In discussions at the conference I’m seeing operators wind-back on their revenue projections across: connected car (really most of revenue is transportation segment which is well established), M2M (devices / solutions providers are in control), eHealth (money is in the devices / medical services), etc. A comment common to many of these emerging business areas is the key to controlling value / revenue / margin is being the one that controls the customer relationship, especially in emerging areas where solutions have a fair degree of customization. Hence why we’ve seen many operators aggressively acquire businesses that provide that direct customer relationship, e.g. Verizon buying Hughes Telematics.

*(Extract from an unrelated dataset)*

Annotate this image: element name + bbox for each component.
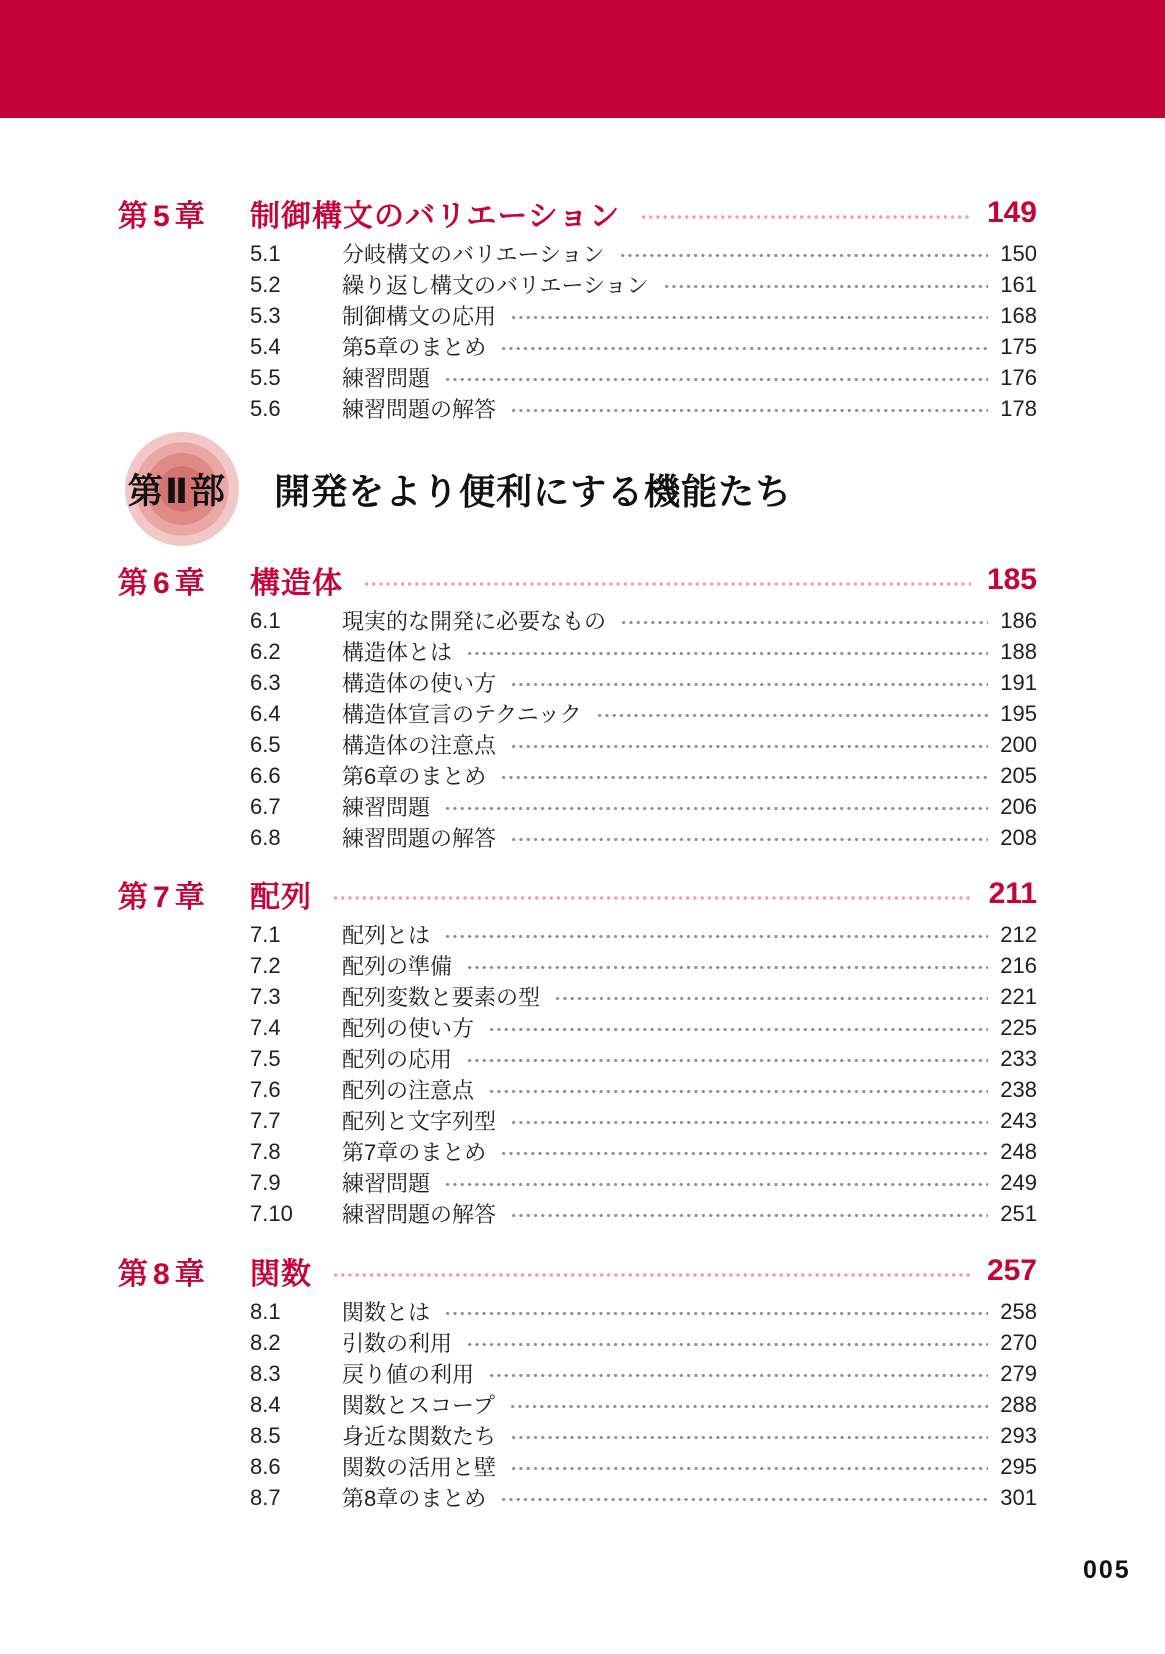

Neelie Kroes, European Commission presented the CEF (Connecting Europe Facility). Neelie is the one who ended the roaming rip-off in Europe. However, some countries are dense and rich enough that they can afford without aid, so its best done on a country by country basis. The end goal of fiber is clear, the challenge is how to get there as customer needs continue to grow. In discussions with operators their copper plant is a mess, so they often have to do rehabilitation. A big problem with FTTH roll-out is the need to change the access design rules, completely new access plant, new people, new rules, empowered, not dumbed down so that no intelligence is required. Rather employ good people that can react, build out optimally for fiber, not the legacy copper cabinet / DP infrastructure. Some payback periods for fiber build-out where the operator is only acting as a wholesale provider puts the payback 12-15 years! Its good we can squeeze out more bps out of copper as fiber build out accelerates, but to pay for all this investment services are essential.
In a session I chaired on service delivery two presentations that stand out as great examples of what the conference is all about, sharing practical IMS deployment experiences. Tomas GrineviDius from TEO and Pieter Veenstra from KPN provided case studies on their experiences in building new services for customer susing IMS and how to use knowledge in the network to improve both customer HD voice success rates and improve network performance. The slides provide more details.
Overall, the conference achieves what I find MWC has lost, the frank practical exchange of experiences on how to achieve service and network success.